V What Schools Must Provide to Meet Child Needs

If, up to this point, we have rightly described child needs, the school must be so organized as to provide for growth and play, for instructing the child in a knowledge of people, institutions, things and ideas, and for preparing every child to do his work in life.

These subjects must be so apportioned over the grades that each child has the benefit of them. The high school is a continuation of the elementary school. It is in the high school that children should begin to specialize, because specialization before the beginning of adolescence is undesirable; but since, in many localities, almost all of the children leave before reaching the high school, these subjects must be taught in the elementary grades. Certain things every child must know. If he is going to drop school at fourteen, as three-quarters of the American school children do, he must be reached in the first eight school grades.
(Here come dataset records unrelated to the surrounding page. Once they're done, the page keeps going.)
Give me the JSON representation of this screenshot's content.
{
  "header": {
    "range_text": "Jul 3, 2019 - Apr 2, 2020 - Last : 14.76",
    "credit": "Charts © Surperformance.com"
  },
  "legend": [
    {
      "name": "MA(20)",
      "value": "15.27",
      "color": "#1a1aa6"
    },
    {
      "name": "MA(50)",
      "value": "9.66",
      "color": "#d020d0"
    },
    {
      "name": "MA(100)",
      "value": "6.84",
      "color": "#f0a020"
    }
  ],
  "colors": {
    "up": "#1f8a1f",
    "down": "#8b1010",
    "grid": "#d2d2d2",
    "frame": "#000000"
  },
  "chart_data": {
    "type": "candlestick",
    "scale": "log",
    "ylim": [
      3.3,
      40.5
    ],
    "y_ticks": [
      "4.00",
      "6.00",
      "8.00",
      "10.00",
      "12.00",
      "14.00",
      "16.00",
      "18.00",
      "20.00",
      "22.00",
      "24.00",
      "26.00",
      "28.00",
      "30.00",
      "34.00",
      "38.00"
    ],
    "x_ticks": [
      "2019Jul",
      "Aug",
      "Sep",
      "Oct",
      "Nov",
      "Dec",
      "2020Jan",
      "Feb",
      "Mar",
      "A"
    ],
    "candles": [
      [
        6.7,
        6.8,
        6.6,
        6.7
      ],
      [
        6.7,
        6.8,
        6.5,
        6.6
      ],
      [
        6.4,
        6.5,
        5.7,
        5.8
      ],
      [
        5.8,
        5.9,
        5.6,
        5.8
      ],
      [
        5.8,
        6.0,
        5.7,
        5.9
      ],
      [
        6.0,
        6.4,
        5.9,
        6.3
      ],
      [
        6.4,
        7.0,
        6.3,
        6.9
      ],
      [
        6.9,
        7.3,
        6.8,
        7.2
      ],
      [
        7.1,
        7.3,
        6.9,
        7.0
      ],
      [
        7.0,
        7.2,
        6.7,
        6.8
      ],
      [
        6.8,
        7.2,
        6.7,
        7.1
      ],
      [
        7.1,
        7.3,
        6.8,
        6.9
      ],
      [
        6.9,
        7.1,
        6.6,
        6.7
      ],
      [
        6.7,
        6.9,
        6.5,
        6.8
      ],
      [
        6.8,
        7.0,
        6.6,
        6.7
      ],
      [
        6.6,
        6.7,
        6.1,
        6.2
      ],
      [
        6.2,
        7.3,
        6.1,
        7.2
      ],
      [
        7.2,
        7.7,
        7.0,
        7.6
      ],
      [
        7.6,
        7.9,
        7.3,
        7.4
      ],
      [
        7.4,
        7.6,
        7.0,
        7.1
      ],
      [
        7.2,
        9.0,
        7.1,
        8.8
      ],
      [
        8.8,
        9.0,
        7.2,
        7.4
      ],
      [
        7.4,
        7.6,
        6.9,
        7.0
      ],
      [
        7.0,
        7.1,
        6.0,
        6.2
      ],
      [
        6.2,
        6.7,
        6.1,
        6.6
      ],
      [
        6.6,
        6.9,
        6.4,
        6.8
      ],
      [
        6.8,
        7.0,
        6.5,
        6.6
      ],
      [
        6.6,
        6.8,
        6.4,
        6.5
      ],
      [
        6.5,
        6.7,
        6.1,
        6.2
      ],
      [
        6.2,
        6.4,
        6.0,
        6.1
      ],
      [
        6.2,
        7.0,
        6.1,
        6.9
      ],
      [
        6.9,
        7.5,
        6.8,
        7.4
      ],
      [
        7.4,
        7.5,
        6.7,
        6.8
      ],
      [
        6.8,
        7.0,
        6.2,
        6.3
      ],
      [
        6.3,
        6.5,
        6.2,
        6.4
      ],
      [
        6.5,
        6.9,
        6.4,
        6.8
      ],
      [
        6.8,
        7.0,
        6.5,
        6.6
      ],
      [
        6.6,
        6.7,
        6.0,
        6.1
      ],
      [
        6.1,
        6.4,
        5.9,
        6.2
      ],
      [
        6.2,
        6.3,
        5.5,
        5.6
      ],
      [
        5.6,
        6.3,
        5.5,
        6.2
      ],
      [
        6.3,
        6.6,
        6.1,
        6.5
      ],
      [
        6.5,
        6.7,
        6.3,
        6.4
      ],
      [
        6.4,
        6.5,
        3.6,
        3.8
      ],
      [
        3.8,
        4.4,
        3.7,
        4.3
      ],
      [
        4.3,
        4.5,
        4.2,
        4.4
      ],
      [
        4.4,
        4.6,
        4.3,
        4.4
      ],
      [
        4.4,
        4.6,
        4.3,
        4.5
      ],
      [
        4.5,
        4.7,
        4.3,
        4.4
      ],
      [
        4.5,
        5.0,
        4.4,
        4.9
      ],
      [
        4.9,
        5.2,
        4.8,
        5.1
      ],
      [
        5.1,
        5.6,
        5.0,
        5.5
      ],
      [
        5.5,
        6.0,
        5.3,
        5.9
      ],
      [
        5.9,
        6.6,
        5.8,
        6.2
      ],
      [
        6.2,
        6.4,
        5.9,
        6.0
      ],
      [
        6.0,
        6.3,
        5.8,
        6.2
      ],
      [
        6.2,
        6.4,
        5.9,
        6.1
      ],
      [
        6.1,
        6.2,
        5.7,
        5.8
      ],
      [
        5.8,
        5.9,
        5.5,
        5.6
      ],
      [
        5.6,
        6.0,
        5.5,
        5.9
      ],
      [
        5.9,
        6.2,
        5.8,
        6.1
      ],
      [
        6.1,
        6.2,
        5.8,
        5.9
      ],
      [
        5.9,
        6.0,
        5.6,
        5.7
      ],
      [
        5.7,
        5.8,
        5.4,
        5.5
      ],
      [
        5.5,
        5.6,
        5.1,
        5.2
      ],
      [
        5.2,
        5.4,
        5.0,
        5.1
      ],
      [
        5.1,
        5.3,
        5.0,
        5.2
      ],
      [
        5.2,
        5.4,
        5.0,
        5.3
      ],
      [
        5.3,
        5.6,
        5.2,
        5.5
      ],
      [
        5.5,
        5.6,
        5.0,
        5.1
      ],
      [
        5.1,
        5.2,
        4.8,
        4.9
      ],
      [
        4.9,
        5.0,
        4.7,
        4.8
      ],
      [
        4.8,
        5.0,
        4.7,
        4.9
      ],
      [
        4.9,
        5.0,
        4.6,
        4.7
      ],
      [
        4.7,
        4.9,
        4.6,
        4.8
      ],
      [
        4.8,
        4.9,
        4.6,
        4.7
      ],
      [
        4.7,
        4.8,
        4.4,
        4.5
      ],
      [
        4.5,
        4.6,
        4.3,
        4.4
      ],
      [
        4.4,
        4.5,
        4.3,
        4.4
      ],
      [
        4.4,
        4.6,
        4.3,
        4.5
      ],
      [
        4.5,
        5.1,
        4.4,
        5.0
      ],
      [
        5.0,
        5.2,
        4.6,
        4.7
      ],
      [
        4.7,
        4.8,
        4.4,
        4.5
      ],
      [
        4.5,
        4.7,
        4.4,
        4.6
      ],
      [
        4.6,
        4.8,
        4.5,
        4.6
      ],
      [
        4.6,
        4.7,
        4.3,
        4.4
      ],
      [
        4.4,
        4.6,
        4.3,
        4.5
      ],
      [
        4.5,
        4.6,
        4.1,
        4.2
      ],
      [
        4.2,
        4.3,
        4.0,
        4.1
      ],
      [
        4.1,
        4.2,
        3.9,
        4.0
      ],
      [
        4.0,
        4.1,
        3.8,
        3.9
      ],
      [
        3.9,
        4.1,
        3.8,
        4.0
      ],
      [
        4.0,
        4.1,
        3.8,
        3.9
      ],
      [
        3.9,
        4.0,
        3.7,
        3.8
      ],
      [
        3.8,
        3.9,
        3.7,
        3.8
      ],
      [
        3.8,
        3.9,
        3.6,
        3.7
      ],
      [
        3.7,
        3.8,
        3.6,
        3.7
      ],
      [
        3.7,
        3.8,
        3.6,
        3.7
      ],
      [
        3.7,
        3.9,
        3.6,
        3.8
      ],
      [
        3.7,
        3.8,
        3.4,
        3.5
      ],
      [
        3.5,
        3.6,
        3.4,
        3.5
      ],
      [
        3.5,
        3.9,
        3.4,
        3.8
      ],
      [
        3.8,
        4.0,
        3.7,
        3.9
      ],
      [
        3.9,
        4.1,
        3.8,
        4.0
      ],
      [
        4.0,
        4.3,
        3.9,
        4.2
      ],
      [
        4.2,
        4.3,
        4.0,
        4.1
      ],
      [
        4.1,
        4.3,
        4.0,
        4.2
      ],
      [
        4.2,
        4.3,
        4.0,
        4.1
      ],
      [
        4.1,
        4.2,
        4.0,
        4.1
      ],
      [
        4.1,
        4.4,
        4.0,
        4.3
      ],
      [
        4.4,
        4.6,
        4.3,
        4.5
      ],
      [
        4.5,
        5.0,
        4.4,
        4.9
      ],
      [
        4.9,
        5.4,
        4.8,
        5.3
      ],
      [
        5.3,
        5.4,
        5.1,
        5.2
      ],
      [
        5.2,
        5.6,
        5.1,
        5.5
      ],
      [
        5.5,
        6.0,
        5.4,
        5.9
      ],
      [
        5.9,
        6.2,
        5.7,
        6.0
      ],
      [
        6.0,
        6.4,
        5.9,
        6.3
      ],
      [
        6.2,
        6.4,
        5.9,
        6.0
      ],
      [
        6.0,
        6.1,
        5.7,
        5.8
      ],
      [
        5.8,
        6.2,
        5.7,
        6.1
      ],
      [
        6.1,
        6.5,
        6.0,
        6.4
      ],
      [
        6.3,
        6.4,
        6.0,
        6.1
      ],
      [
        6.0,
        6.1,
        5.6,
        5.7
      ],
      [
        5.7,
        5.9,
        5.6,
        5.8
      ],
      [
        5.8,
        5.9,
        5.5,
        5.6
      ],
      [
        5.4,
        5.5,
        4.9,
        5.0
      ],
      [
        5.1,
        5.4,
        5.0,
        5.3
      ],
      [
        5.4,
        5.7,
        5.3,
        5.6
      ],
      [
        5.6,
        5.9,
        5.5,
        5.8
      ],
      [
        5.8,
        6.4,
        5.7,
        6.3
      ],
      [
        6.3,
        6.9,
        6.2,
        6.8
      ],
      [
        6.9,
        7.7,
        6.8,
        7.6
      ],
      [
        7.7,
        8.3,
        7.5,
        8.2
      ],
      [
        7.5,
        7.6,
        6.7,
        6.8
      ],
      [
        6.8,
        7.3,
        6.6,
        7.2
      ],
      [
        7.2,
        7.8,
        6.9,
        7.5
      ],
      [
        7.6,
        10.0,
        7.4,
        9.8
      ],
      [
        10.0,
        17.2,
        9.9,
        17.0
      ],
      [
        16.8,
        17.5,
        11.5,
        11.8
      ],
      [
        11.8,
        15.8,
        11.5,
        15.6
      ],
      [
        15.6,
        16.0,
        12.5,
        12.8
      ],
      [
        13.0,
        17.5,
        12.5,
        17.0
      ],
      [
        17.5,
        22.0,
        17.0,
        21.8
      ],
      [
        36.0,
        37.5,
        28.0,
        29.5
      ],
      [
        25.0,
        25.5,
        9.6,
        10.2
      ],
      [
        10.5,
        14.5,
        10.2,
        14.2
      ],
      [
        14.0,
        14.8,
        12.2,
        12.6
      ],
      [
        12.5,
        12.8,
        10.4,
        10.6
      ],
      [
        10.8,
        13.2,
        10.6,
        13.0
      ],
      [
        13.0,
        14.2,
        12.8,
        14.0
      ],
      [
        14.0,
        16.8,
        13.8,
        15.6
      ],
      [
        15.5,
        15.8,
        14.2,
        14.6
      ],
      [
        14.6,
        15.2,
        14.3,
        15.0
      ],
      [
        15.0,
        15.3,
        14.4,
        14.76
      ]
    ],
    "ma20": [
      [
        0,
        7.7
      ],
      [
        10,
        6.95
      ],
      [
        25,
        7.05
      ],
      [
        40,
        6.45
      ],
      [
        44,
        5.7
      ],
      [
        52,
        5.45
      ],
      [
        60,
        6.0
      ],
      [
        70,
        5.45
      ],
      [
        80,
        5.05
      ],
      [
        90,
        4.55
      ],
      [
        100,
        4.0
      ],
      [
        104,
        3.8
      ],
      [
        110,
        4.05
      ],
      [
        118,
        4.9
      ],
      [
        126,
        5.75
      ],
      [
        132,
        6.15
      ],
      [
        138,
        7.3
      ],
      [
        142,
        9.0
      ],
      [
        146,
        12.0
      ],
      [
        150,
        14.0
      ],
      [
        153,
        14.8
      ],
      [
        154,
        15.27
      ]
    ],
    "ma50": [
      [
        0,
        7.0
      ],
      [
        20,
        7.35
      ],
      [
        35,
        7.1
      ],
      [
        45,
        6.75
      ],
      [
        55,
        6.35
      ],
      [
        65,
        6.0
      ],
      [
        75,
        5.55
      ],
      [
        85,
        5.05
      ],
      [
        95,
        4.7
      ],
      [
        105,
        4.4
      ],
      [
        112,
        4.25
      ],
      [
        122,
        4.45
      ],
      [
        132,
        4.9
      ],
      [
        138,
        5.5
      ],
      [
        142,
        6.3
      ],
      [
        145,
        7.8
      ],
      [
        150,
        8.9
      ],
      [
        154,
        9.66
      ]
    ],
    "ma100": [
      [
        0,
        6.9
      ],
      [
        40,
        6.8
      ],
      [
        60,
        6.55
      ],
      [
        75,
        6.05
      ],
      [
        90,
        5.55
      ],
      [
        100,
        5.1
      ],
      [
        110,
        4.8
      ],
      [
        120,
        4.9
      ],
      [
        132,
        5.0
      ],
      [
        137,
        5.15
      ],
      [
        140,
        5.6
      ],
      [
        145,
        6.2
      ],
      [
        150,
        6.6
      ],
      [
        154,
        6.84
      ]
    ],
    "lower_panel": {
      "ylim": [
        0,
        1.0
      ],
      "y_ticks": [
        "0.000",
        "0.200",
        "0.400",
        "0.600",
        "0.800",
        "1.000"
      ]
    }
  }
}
If he goes to high school he may there be given an opportunity to complete and intensify the education which the elementary school has started.

We believe that these fundamental principles of education are sufficiently flexible to fit any community in the United States; they will apply to places of the most divergent school needs.
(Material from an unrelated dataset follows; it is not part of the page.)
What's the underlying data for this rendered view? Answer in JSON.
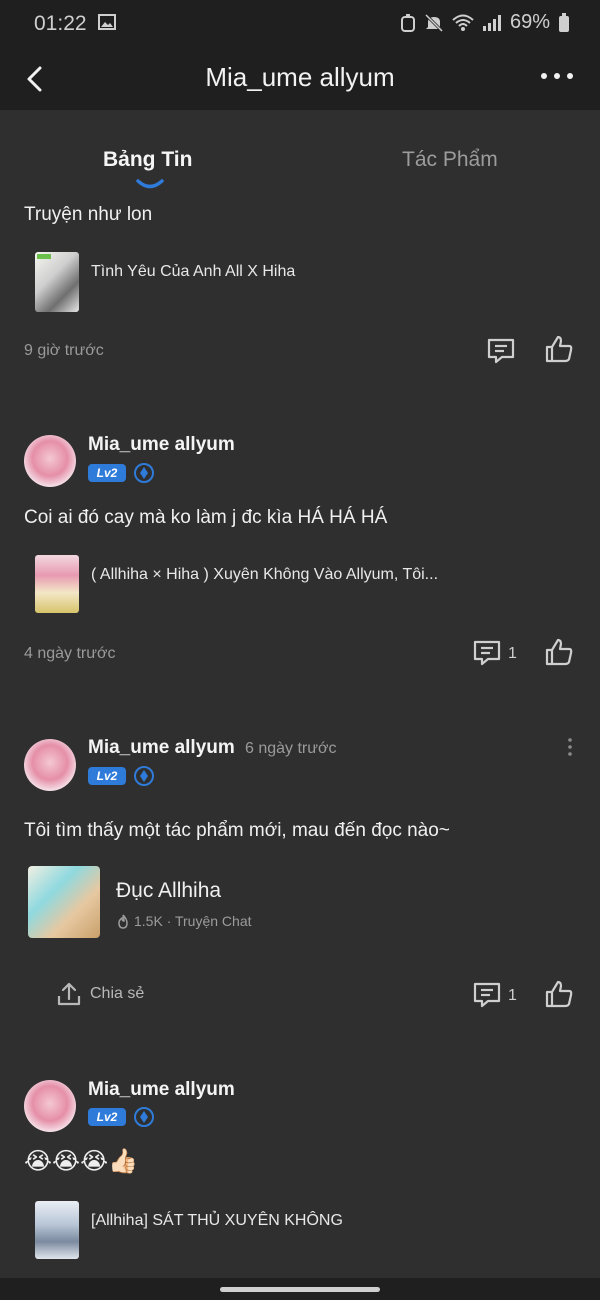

VI The Educational Work of the Small Town

Let us begin by applying the scheme to a mining village of three thousand inhabitants, a typical industrial community.
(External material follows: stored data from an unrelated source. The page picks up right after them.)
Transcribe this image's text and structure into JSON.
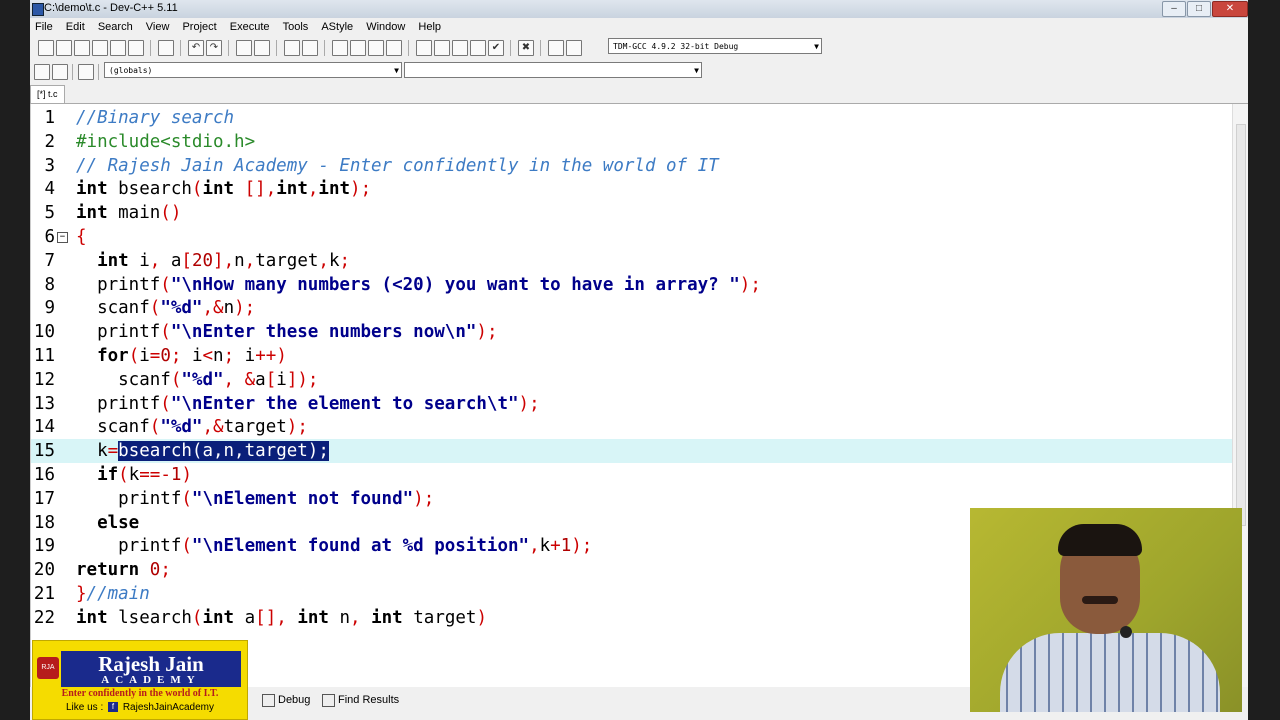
{
  "window": {
    "title": "C:\\demo\\t.c - Dev-C++ 5.11"
  },
  "menu": [
    "File",
    "Edit",
    "Search",
    "View",
    "Project",
    "Execute",
    "Tools",
    "AStyle",
    "Window",
    "Help"
  ],
  "toolbar": {
    "compiler": "TDM-GCC 4.9.2 32-bit Debug",
    "scope": "(globals)",
    "function": ""
  },
  "tab": {
    "label": "[*] t.c"
  },
  "editor": {
    "lines": [
      {
        "n": "1",
        "text": "//Binary search"
      },
      {
        "n": "2",
        "text": "#include<stdio.h>"
      },
      {
        "n": "3",
        "text": "// Rajesh Jain Academy - Enter confidently in the world of IT"
      },
      {
        "n": "4",
        "text": "int bsearch(int [],int,int);"
      },
      {
        "n": "5",
        "text": "int main()"
      },
      {
        "n": "6",
        "text": "{"
      },
      {
        "n": "7",
        "text": "  int i, a[20],n,target,k;"
      },
      {
        "n": "8",
        "text": "  printf(\"\\nHow many numbers (<20) you want to have in array? \");"
      },
      {
        "n": "9",
        "text": "  scanf(\"%d\",&n);"
      },
      {
        "n": "10",
        "text": "  printf(\"\\nEnter these numbers now\\n\");"
      },
      {
        "n": "11",
        "text": "  for(i=0; i<n; i++)"
      },
      {
        "n": "12",
        "text": "    scanf(\"%d\", &a[i]);"
      },
      {
        "n": "13",
        "text": "  printf(\"\\nEnter the element to search\\t\");"
      },
      {
        "n": "14",
        "text": "  scanf(\"%d\",&target);"
      },
      {
        "n": "15",
        "text": "  k=bsearch(a,n,target);"
      },
      {
        "n": "16",
        "text": "  if(k==-1)"
      },
      {
        "n": "17",
        "text": "    printf(\"\\nElement not found\");"
      },
      {
        "n": "18",
        "text": "  else"
      },
      {
        "n": "19",
        "text": "    printf(\"\\nElement found at %d position\",k+1);"
      },
      {
        "n": "20",
        "text": "return 0;"
      },
      {
        "n": "21",
        "text": "}//main"
      },
      {
        "n": "22",
        "text": "int lsearch(int a[], int n, int target)"
      }
    ],
    "current_line": 15,
    "selection": "bsearch(a,n,target);"
  },
  "bottom_tabs": [
    {
      "label": "Debug",
      "icon": "debug-icon"
    },
    {
      "label": "Find Results",
      "icon": "find-results-icon"
    }
  ],
  "logo": {
    "name": "Rajesh Jain",
    "academy": "ACADEMY",
    "tagline": "Enter confidently in the world of I.T.",
    "like_us": "Like us :",
    "facebook": "RajeshJainAcademy"
  },
  "colors": {
    "comment": "#3d7bc4",
    "preprocessor": "#2a8a2a",
    "string": "#00008b",
    "number": "#b00000",
    "operator": "#cc0000",
    "current_line_bg": "#d8f5f7",
    "selection_bg": "#0a1f7a"
  }
}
In this village more than nine-tenths of the children leave school at or before fourteen years of age, so that whatever school training they get must be secured between the ages of six and fourteen.

The kind of activities that the children will take up in life is fixed by the custom of the town. The great majority of the boys go into the mines or shops, while practically all of the girls help around the home until they marry. A small number work in stores and factories.

The life is rather primitive; the houses are set far apart; the children have an abundance of play space; they are required to do chores in homes where they receive little home training. The town affords an unparalleled opportunity to learn nasty things in a nasty way.

Almost all of the educational work in such a town must be done in the elementary schools. While high school facilities may be afforded they will appeal to a vanishingly small percentage of the children.